Synthetic Memory Chip: Hard drives keep their memories far better than humans do. They can also access that memory more quickly and precisely. This notion inspired Theodore Berger, a neurologist, to investigate synthetic memory chips that might be implanted in the human brain. While the technology is currently in its early stages, it has the potential to provide people with “perfect” memories that never forget information.
Having said that, where is the actual implementation of HA in the industry? Has the implementation already begun?
Following innovations are the answers to these questions.
1. Third thumb
Dani Clode, a designer and researcher at the Plasticity Lab at University College London, is the creator of The Third Thumb. Her device is a foot-controlled 3D-printed prosthesis.

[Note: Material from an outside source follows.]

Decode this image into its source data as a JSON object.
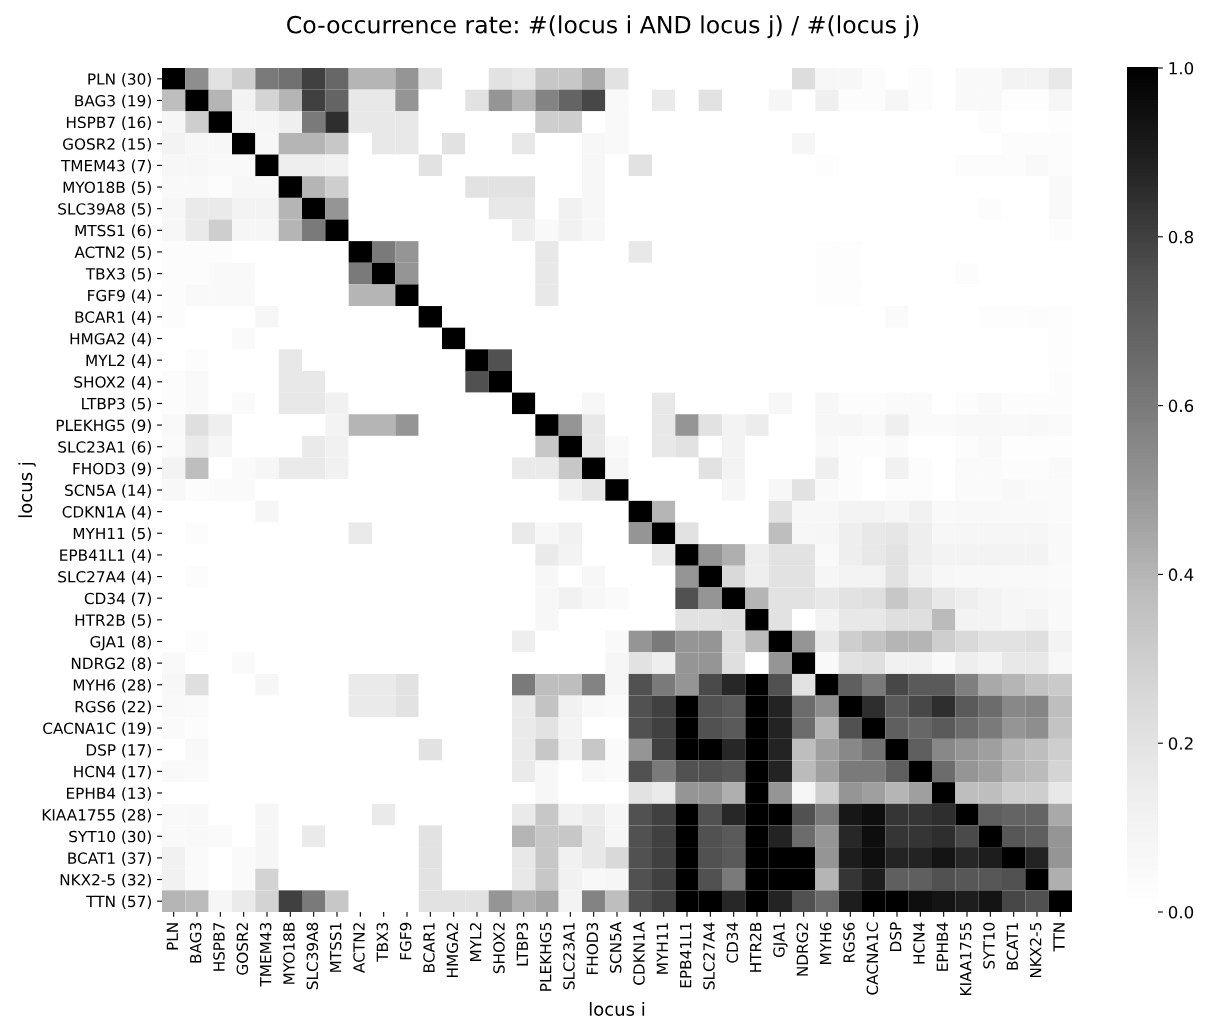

How does Third thumb work?
Pressure sensors beneath the big toes detect movement and send the data to a watch strap with two motors that control the thumb through Bowden wires, similar to those used in bicycle brakes. The flexible thumb has two degrees of flexibility (each controlled by a big toe). It functions identically to your natural finger.
2. Duoskin Tattoo
DuoSkin is a manufacturing method that allows anybody to manufacture personalised functional devices that may be worn directly on the skin. It shows three forms of on-skin interfaces- touch sensing, output display, and wireless communication. DuoSkin’s on-skin devices are inspired by the aesthetics of metallic jewelry-like temporary tattoos.
Users may utilise DuoSkin devices to operate their mobile devices, show information, and save data on their skin while also making a fashion statement.
3. Airbag Helmet
Wearing a Hovding collar around your neck monitors the movements of your head 200 times a second. This collar inflates into a helmet when it senses a collision. The super protective headgear inflates in 0.1 seconds, making your skull nearly indestructible.
4. Enchroma Glasses
These glasses are made for Colourblind individuals. They can view the entire spectrum of light using these glasses.
EnChroma creates optical lens technology that precisely filters out wavelengths of light at the exact point when colour sensitivity is confused or overlapped too much. Thus, helping to view objects in full colour.
5. ORA-X Headphones
It’s a tablet that can be worn. Android platform is used to run these smart headphones. ORA-X headphones improve and broaden the listening experience by allowing the user to engage with what they’re hearing. You can see new music videos, get notifications about your favourite musicians, and do a lot more.
Other examples include Live Translation Wearables, Exo Glove Poly and Iron Man Suit.
With a huge demand for such high technology-driven gadgets, HA not only assists in the technical development of the world but also provides a hand to the disabled. Its market doesn’t end here.
The Human Augmentation Industry is expected to expand at a CAGR of 23.9 percent from USD 70.9 billion in 2019 to USD 206.9 billion by 2024.
During the forecast period of 2020 to 2026, the Human Augmentation market is expected to grow at a rapid pace.
High technology-driven devices in healthcare & armed forces, the introduction of artificial intelligence in wearable devices, and the rising popularity of wearable augmentation goods are all major drivers for the HA market expansion.